Dorota Malarczyk is a Polish numismatist and Islamicist, who is a curator of the Emeryk Hutten-Czapski Museum, which is the coin cabinet of the National Museum, Krakow. In 2020 the Royal Numismatic Society awarded her the Samir Shamma Prize for Islamic Numismatics. She was a member of the Organising Committee for the 16th International Numismatic Congress in Warsaw.
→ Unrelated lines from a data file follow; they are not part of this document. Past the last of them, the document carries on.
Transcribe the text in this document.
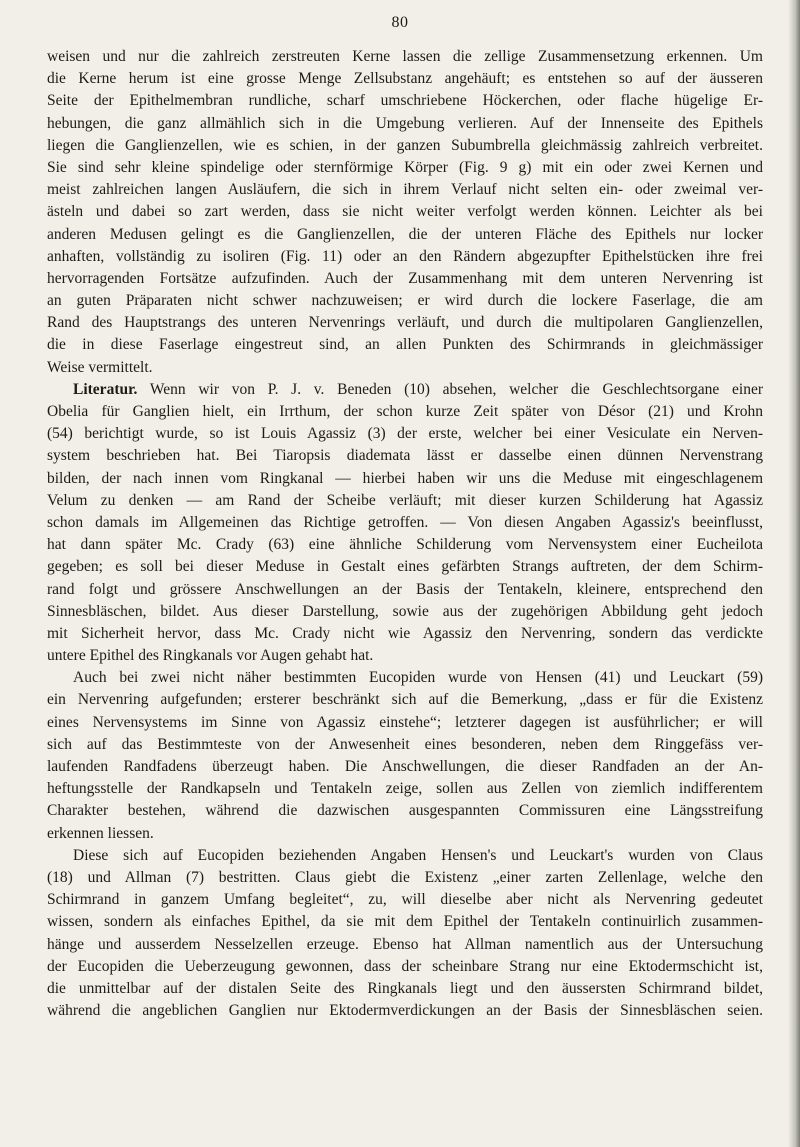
80
weisen und nur die zahlreich zerstreuten Kerne lassen die zellige Zusammensetzung erkennen. Um
die Kerne herum ist eine grosse Menge Zellsubstanz angehäuft; es entstehen so auf der äusseren
Seite der Epithelmembran rundliche, scharf umschriebene Höckerchen, oder flache hügelige Er-
hebungen, die ganz allmählich sich in die Umgebung verlieren. Auf der Innenseite des Epithels
liegen die Ganglienzellen, wie es schien, in der ganzen Subumbrella gleichmässig zahlreich verbreitet.
Sie sind sehr kleine spindelige oder sternförmige Körper (Fig. 9 g) mit ein oder zwei Kernen und
meist zahlreichen langen Ausläufern, die sich in ihrem Verlauf nicht selten ein- oder zweimal ver-
ästeln und dabei so zart werden, dass sie nicht weiter verfolgt werden können. Leichter als bei
anderen Medusen gelingt es die Ganglienzellen, die der unteren Fläche des Epithels nur locker
anhaften, vollständig zu isoliren (Fig. 11) oder an den Rändern abgezupfter Epithelstücken ihre frei
hervorragenden Fortsätze aufzufinden. Auch der Zusammenhang mit dem unteren Nervenring ist
an guten Präparaten nicht schwer nachzuweisen; er wird durch die lockere Faserlage, die am
Rand des Hauptstrangs des unteren Nervenrings verläuft, und durch die multipolaren Ganglienzellen,
die in diese Faserlage eingestreut sind, an allen Punkten des Schirmrands in gleichmässiger
Weise vermittelt.
Literatur. Wenn wir von P. J. v. Beneden (10) absehen, welcher die Geschlechtsorgane einer
Obelia für Ganglien hielt, ein Irrthum, der schon kurze Zeit später von Désor (21) und Krohn
(54) berichtigt wurde, so ist Louis Agassiz (3) der erste, welcher bei einer Vesiculate ein Nerven-
system beschrieben hat. Bei Tiaropsis diademata lässt er dasselbe einen dünnen Nervenstrang
bilden, der nach innen vom Ringkanal — hierbei haben wir uns die Meduse mit eingeschlagenem
Velum zu denken — am Rand der Scheibe verläuft; mit dieser kurzen Schilderung hat Agassiz
schon damals im Allgemeinen das Richtige getroffen. — Von diesen Angaben Agassiz's beeinflusst,
hat dann später Mc. Crady (63) eine ähnliche Schilderung vom Nervensystem einer Eucheilota
gegeben; es soll bei dieser Meduse in Gestalt eines gefärbten Strangs auftreten, der dem Schirm-
rand folgt und grössere Anschwellungen an der Basis der Tentakeln, kleinere, entsprechend den
Sinnesbläschen, bildet. Aus dieser Darstellung, sowie aus der zugehörigen Abbildung geht jedoch
mit Sicherheit hervor, dass Mc. Crady nicht wie Agassiz den Nervenring, sondern das verdickte
untere Epithel des Ringkanals vor Augen gehabt hat.
Auch bei zwei nicht näher bestimmten Eucopiden wurde von Hensen (41) und Leuckart (59)
ein Nervenring aufgefunden; ersterer beschränkt sich auf die Bemerkung, „dass er für die Existenz
eines Nervensystems im Sinne von Agassiz einstehe“; letzterer dagegen ist ausführlicher; er will
sich auf das Bestimmteste von der Anwesenheit eines besonderen, neben dem Ringgefäss ver-
laufenden Randfadens überzeugt haben. Die Anschwellungen, die dieser Randfaden an der An-
heftungsstelle der Randkapseln und Tentakeln zeige, sollen aus Zellen von ziemlich indifferentem
Charakter bestehen, während die dazwischen ausgespannten Commissuren eine Längsstreifung
erkennen liessen.
Diese sich auf Eucopiden beziehenden Angaben Hensen's und Leuckart's wurden von Claus
(18) und Allman (7) bestritten. Claus giebt die Existenz „einer zarten Zellenlage, welche den
Schirmrand in ganzem Umfang begleitet“, zu, will dieselbe aber nicht als Nervenring gedeutet
wissen, sondern als einfaches Epithel, da sie mit dem Epithel der Tentakeln continuirlich zusammen-
hänge und ausserdem Nesselzellen erzeuge. Ebenso hat Allman namentlich aus der Untersuchung
der Eucopiden die Ueberzeugung gewonnen, dass der scheinbare Strang nur eine Ektodermschicht ist,
die unmittelbar auf der distalen Seite des Ringkanals liegt und den äussersten Schirmrand bildet,
während die angeblichen Ganglien nur Ektodermverdickungen an der Basis der Sinnesbläschen seien.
Research projects have included: Umayyad coins from Marea, inscriptions from the Kom el-Dikka graveyard in Alexandria, gems engraved with Arabic inscriptions and silver currency in tenth-century Europe.

== Selected publications ==

- Wadyl, Sławomir, Kacper Martyka, and Dorota Malarczyk. "Early Abbasid dirhams from a newly discovered stronghold in Bornity near Pieniężno." Wiadomości Numizmatyczne (2018).
- Bogucki, Mateusz, et al. Frühmittelalterliche Münzfunde aus Polen: Inventar. Ermland und Masuren: Funde aus Polen 2011-2013: addenda et corrigenda. Institut für Archäologie und Ethnologie der Polnischen Akademie der Wissenschaften, 2016.
- Malarczyk, Dorota, and Roksana Wawrzczak. "Skarb z XI wieku z Grzymisławia, powiat człuchowski." Wiadomości Numizmatyczne (2016).
- Malarczyk, Dorota. "Orenice, gm. Piątek, pow. Łęczyca." Wiadomości Numizmatyczne 51.1 (2007): 183.
- Bogucki, Mateusz, Dorota Malarczyk, and Ewa Marczak. "The 10th century dirham hoard from the stronghold at Truszki Zalesie, Kolno poviat, Podlaskie Voivodeship." Wiadomości Numizmatyczne (2005).
- Bartczak, Andrzej, and Dorota Malarczyk. "Dirhams of some early medieval finds from the area of Great Poland." Wiadomości Numizmatyczne (2000).